Le jour suivant départ en voiture pour Korça. Tout d'abord, nous empruntons la magnifique route qui franchit la montagne entre la capitale et
Elbasan. Que de souvenirs me reviennent en mémoire. Plus loin nous nous arrêtons au superbe village de
Lin au bord du
lac d'Ohrid. Petite montée sur la colline. La vue embrasse tout le lac, la ville d'
Ohrid est très visible. Puis plus loin un peu avant
Pogradec, il est l'heure de manger. Le somptueux hôtel restaurant San Naomi, nous propose son excellent Koran, grosse truite à chair rose pêchée en profondeur, le lac atteint les 300 mètres. Nous dégustons ce poisson à la chair exquise sur un grand ponton reposant sur pilotis. Les boules de mie jetées à l'eau attirent des myriades de petits, voire même assez gros, poissons, qui se bagarrent dans un véritable fourmillement afin de les manger.

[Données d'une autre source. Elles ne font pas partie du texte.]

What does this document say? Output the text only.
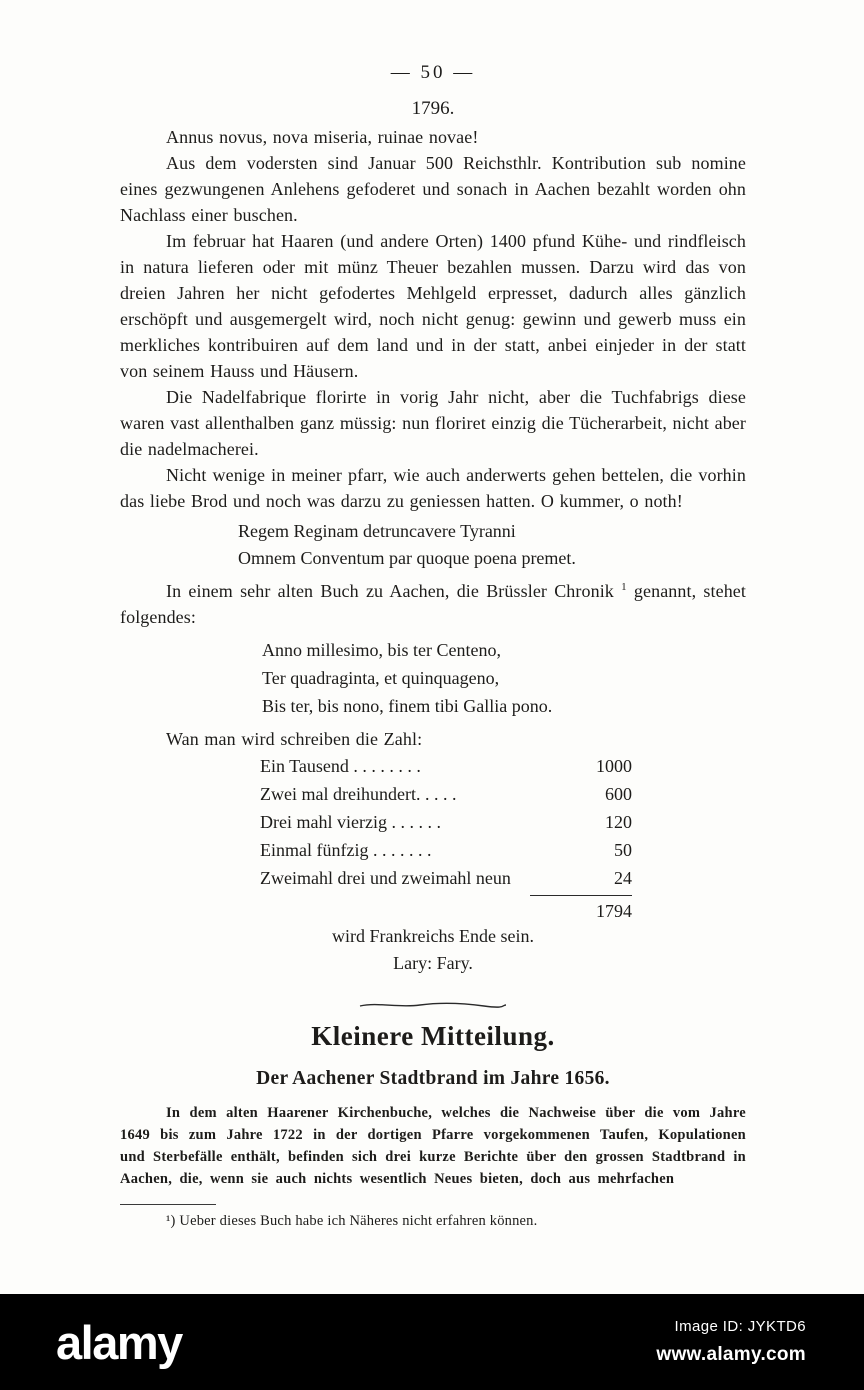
— 50 —
1796.

Annus novus, nova miseria, ruinae novae!

Aus dem vodersten sind Januar 500 Reichsthlr. Kontribution sub nomine eines gezwungenen Anlehens gefoderet und sonach in Aachen bezahlt worden ohn Nachlass einer buschen.

Im februar hat Haaren (und andere Orten) 1400 pfund Kühe- und rindfleisch in natura lieferen oder mit münz Theuer bezahlen mussen. Darzu wird das von dreien Jahren her nicht gefodertes Mehlgeld erpresset, dadurch alles gänzlich erschöpft und ausgemergelt wird, noch nicht genug: gewinn und gewerb muss ein merkliches kontribuiren auf dem land und in der statt, anbei einjeder in der statt von seinem Hauss und Häusern.

Die Nadelfabrique florirte in vorig Jahr nicht, aber die Tuchfabrigs diese waren vast allenthalben ganz müssig: nun floriret einzig die Tücherarbeit, nicht aber die nadelmacherei.

Nicht wenige in meiner pfarr, wie auch anderwerts gehen bettelen, die vorhin das liebe Brod und noch was darzu zu geniessen hatten. O kummer, o noth!

Regem Reginam detruncavere Tyranni
Omnem Conventum par quoque poena premet.

In einem sehr alten Buch zu Aachen, die Brüssler Chronik $^1$ genannt, stehet folgendes:

Anno millesimo, bis ter Centeno,
Ter quadraginta, et quinquageno,
Bis ter, bis nono, finem tibi Gallia pono.

Wan man wird schreiben die Zahl:

Ein Tausend . . . . . . . .	1000
Zwei mal dreihundert. . . . .	600
Drei mahl vierzig . . . . . .	120
Einmal fünfzig . . . . . . .	50
Zweimahl drei und zweimahl neun	24
1794
wird Frankreichs Ende sein.
Lary: Fary.
Kleinere Mitteilung.
Der Aachener Stadtbrand im Jahre 1656.

In dem alten Haarener Kirchenbuche, welches die Nachweise über die vom Jahre 1649 bis zum Jahre 1722 in der dortigen Pfarre vorgekommenen Taufen, Kopulationen und Sterbefälle enthält, befinden sich drei kurze Berichte über den grossen Stadtbrand in Aachen, die, wenn sie auch nichts wesentlich Neues bieten, doch aus mehrfachen

¹) Ueber dieses Buch habe ich Näheres nicht erfahren können.
alamy	Image ID: JYKTD6
www.alamy.com
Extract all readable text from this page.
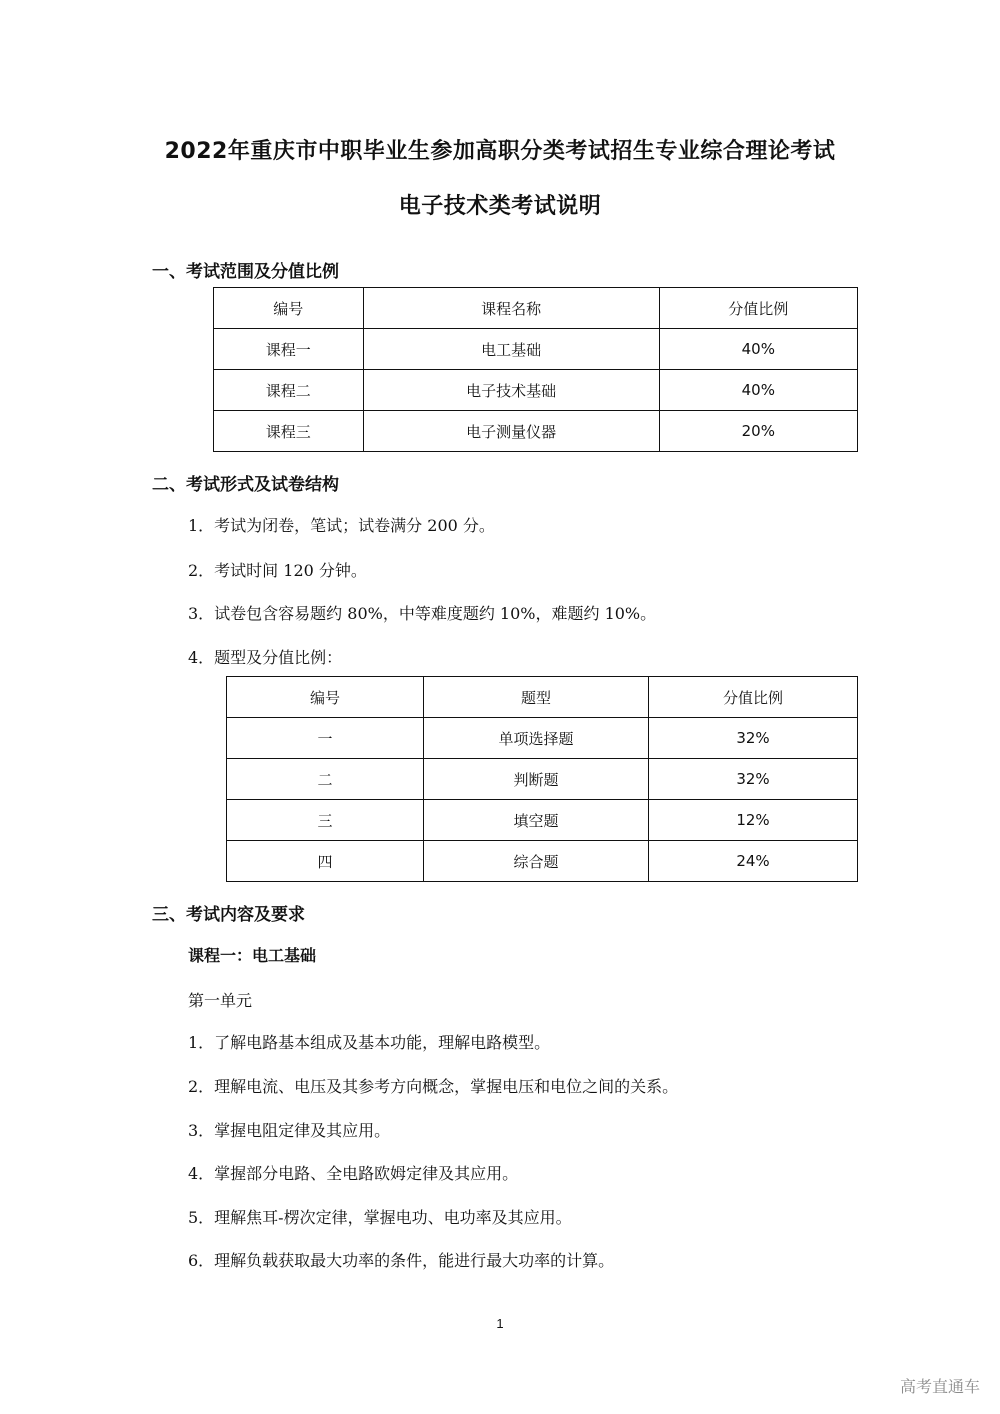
2022年重庆市中职毕业生参加高职分类考试招生专业综合理论考试
电子技术类考试说明
一、考试范围及分值比例
编号	课程名称	分值比例
课程一	电工基础	40%
课程二	电子技术基础	40%
课程三	电子测量仪器	20%
二、考试形式及试卷结构
1．考试为闭卷，笔试；试卷满分 200 分。
2．考试时间 120 分钟。
3．试卷包含容易题约 80%，中等难度题约 10%，难题约 10%。
4．题型及分值比例：
编号	题型	分值比例
一	单项选择题	32%
二	判断题	32%
三	填空题	12%
四	综合题	24%
三、考试内容及要求
课程一：电工基础
第一单元
1．了解电路基本组成及基本功能，理解电路模型。
2．理解电流、电压及其参考方向概念，掌握电压和电位之间的关系。
3．掌握电阻定律及其应用。
4．掌握部分电路、全电路欧姆定律及其应用。
5．理解焦耳-楞次定律，掌握电功、电功率及其应用。
6．理解负载获取最大功率的条件，能进行最大功率的计算。
1
高考直通车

Ce lac je l'ai vu par tous les temps été comme hiver. L'impression est chaque fois différente et les variations de lumière sont très rapides. Il peut être plat comme un miroir et en avoir le reflet, il peut prendre des teintes sombres presque noires, agité de vagues. Souvent de grands oiseaux planent nonchalamment à quelques dizaines de mètres de sa surface. L'arrière-plan est constitué de montagnes dont l'altitude avoisine les deux mille mètres, et bien souvent elles sont couvertes de neige, ce qui est le cas aujourd'hui. Cela rajoute une touche sublime au panorama
Nous reprenons la route direction Korça. Un petit détour par Voshkopoje et ses églises orthodoxes s'impose. Presque toutes sont fermées. L'état de dégradation est très avancé. De magnifiques fresques extérieures sont constellées d'inscriptions, que cela est triste. Un ancien du village nous conte les méfaits de la dictature.
Le soir, nuit confortable au centre de Korça. La ville est bien éclairée et de nombreux jeunes déambulent. On est loin de l'ambiance que j'ai connue entre 1999 et 2002. Les voitures restent la nuit dans les rues, comme dans toutes les autres ville d'Europe. Je me souviens de la période où touts les véhicules s'entassaient derrière des grilles, dès que l'obscurité tombait, sous la protection d'un gardien.
Le lendemain, visite au cimetière militaire français, en effet 640 de nos concitoyens reposent en cette terre balkanique. Ils sont tombés au cours de combats entre 1916 et 1918. Parmi eux repose un parent de ma belle-sœur.
Puis le moment de la séparation approchant, nous prenons le chemin de la frontière grecque. Un peu avant le poste de douane, j'arrête la voiture. Jean sort son vélo et le monte. Il ajuste ses trois sacoches, met son casque fait un essai de fonctionnement et nous nous disons au revoir. Je le regarde partir dans la longue courbe qui le conduit au poste frontière de Kapshtice. La première partie de mon voyage prend fin. Je repars direction
Tirana. A quelques kilomètres je me fais arrêter par un policer car je n'ai pas mis mes feux. D'une main autoritaire il me les allume et me demande mon métier. Ma réponse «Ushtarak» (militaire) est un sésame. Il se contente de me répondre «Mirupafshi» (au revoir).